In my Numeracy classes, the goal of the day's lesson was to learn how the base-10 positional system works, with a focus on the decimal side of things. Specifically, I wanted them to be able to represent fractions and percents as decimals, and to understand how each decimal place relates to a specific base-10 fraction. This lesson went very poorly on Thursday with my first two classes, due to management issues (i.e. they were behaving terribly). Is there ever a point in time when you can get through a week without feeling like a first-year teacher again? Anyway, I didn't rewrite the lesson for my Friday classes, because I was confident that it was actually a good lesson, and worthwhile.. I just tightened it up, and made sure to stay on top of things behaviorally, and it really paid off. The discussions in both periods (and these are my two weaker classes) were quite rich and productive. On my board, I had taped up papers as in the graphic above, and told students that each smaller piece had been made by cutting the previous one up into 10 pieces. I asked how big each was, and they easily saw that each paper was 1/10 of the one to the left. I then asked which paper represented one whole. Some students thought it was the 10 big pieces, some thought it was the single full-size piece, some thought it was one of the smaller ones. They discussed it, and as I kept asking more students what they thought, in each class, several students started saying that any one of the pieces could be one whole. They convinced each other without much of my prompting - it was like magic! I then pulled out my magic Decimal Point cutout, and told them that the decimal point has one and only one job - to determine which shape is worth one whole. I taped the point up on the board (making the full sheet of paper the one whole for this lesson), and we then proceeded to label all the place values relative to one whole. All of a sudden, why the tenths are called "tenths" started to make sense for some students.

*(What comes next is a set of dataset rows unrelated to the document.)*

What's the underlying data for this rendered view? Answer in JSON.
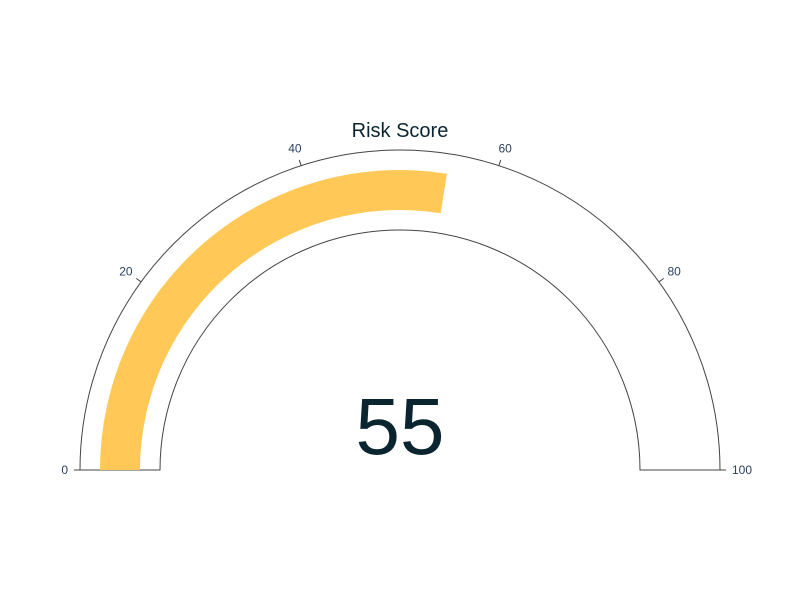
{
  "chart_data": {
    "type": "gauge",
    "title": "Risk Score",
    "value": 55,
    "value_label": "55",
    "range": [
      0,
      100
    ],
    "ticks": [
      {
        "value": 0,
        "label": "0"
      },
      {
        "value": 20,
        "label": "20"
      },
      {
        "value": 40,
        "label": "40"
      },
      {
        "value": 60,
        "label": "60"
      },
      {
        "value": 80,
        "label": "80"
      },
      {
        "value": 100,
        "label": "100"
      }
    ],
    "colors": {
      "bar": "#FFC857",
      "outline": "#444444",
      "text": "#0B2530",
      "tick_text": "#2a3f5f"
    }
  }
}
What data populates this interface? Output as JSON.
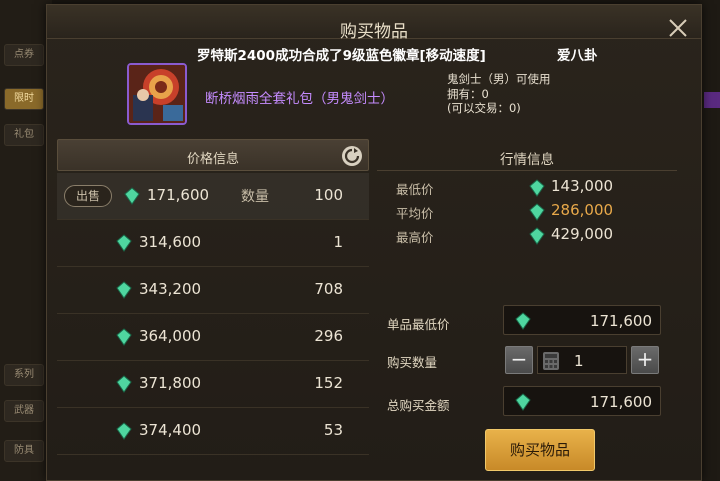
{
  "background": {
    "tabs": [
      "点券",
      "限时",
      "礼包",
      "武器",
      "防具",
      "系列"
    ]
  },
  "window": {
    "title": "购买物品",
    "announcement": "罗特斯2400成功合成了9级蓝色徽章[移动速度]",
    "announcement_user": "爱八卦"
  },
  "item": {
    "name": "断桥烟雨全套礼包（男鬼剑士）",
    "info_lines": [
      "鬼剑士（男）可使用",
      "拥有：0",
      "(可以交易：0)"
    ],
    "name_color": "#c58cff"
  },
  "price_panel": {
    "header": "价格信息",
    "sell_label": "出售",
    "quantity_label": "数量",
    "listings": [
      {
        "price": "171,600",
        "qty": "100"
      },
      {
        "price": "314,600",
        "qty": "1"
      },
      {
        "price": "343,200",
        "qty": "708"
      },
      {
        "price": "364,000",
        "qty": "296"
      },
      {
        "price": "371,800",
        "qty": "152"
      },
      {
        "price": "374,400",
        "qty": "53"
      }
    ]
  },
  "market_panel": {
    "header": "行情信息",
    "stats": [
      {
        "label": "最低价",
        "value": "143,000"
      },
      {
        "label": "平均价",
        "value": "286,000"
      },
      {
        "label": "最高价",
        "value": "429,000"
      }
    ]
  },
  "purchase": {
    "unit_min_label": "单品最低价",
    "unit_min_value": "171,600",
    "qty_label": "购买数量",
    "qty_value": "1",
    "total_label": "总购买金额",
    "total_value": "171,600",
    "buy_button": "购买物品"
  },
  "colors": {
    "gem": "#4fd6a0",
    "highlight": "#e8a94a",
    "buy_button": "#e0a23c"
  }
}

I showed what the fraction 71/100 would look like by taping up 7 strips and 1 tiny square in the right columns, and then translated this to the decimal 0.71. We did a couple more examples (I called students up to try some), and then they began asking about adding zeros at the end. Some thought it was ok, and others thought it would change the value. So I had them debate for a while if 0.6 and 0.60 were the same or not. Eventually, they were convinced that they were the same. So, to push them, I asked why 6 and 60 are not the same, which allowed me to show them that the 0's only change the value when they push a digit into a different place value. For each example, I also went back to the definition of percent (a fraction out of 100) to show that the tiny squares must therefore be considered 1% each. This made it easy to see why 0.36 would be the same as 36%, as they could see the 36 little squares on the board (comprised of 3 strips and 6 squares). It also made it easy to explain why 0.237 is the same as 23.7% - you have 23 little squares, and 7/10 of a little square.

I saw quite a few light bulb moments over the course of this lesson. I need to find a way to get my first two periods back on board now... We'll review this on Monday; I hope that, by the end of next week, students will all be able to compare and order decimals, and easily move back and forth between decimal, fraction, and percent representations. That would be quite an accomplishment, and a good way to go into break.

Happy Tofurkey Day

If you've read my blog in the past, you may have noticed I haven't been writing much lately. I've had some bad health problems over the past few months, which have made it difficult for me to get anything but the essentials done. It's finally under control, and I am feeling relatively human again. I am thankful for strong drugs and medical advances!

So, my lack of energy along with the typical November doldrums have made my freshman Numeracy classes less effective and positive than I'd like. I hope that this mini-break will give us all a chance to recover a bit, and come back to end the semester strong. Here are some of the major things I need to work on:

1) Multiplication Tables.
I decided not to focus on teaching the tables this year to the whole class, as it is a waste of time to the 1/2 to 2/3 of the kids that know them. And, I'm not sure how to do it really effectively for those that are in high school and still don't know them. ALEKS doesn't deal with multiplication tables.

I've given students who need them 12 x 12 tables to keep in their binders and look at as they do things like reducing fractions. I need to find a way that they can actually work on improving, and I think this will be different for each student. Some combination of flash cards, games, incentives, and quizzes will be needed. But how to work this seamlessly into the class? Hmm... Needs more thought..

2) Classroom Culture / Readiness
I've posted about this in the past, and my readiness checker was working very well. But, recently, class hasn't been getting started very efficiently. The students recognize this, and freely admit that, now that they are well into school and have made friends, there is a lot more temptation to hang out between classes and avoid getting into their classroom or seat in the room until the last possible second.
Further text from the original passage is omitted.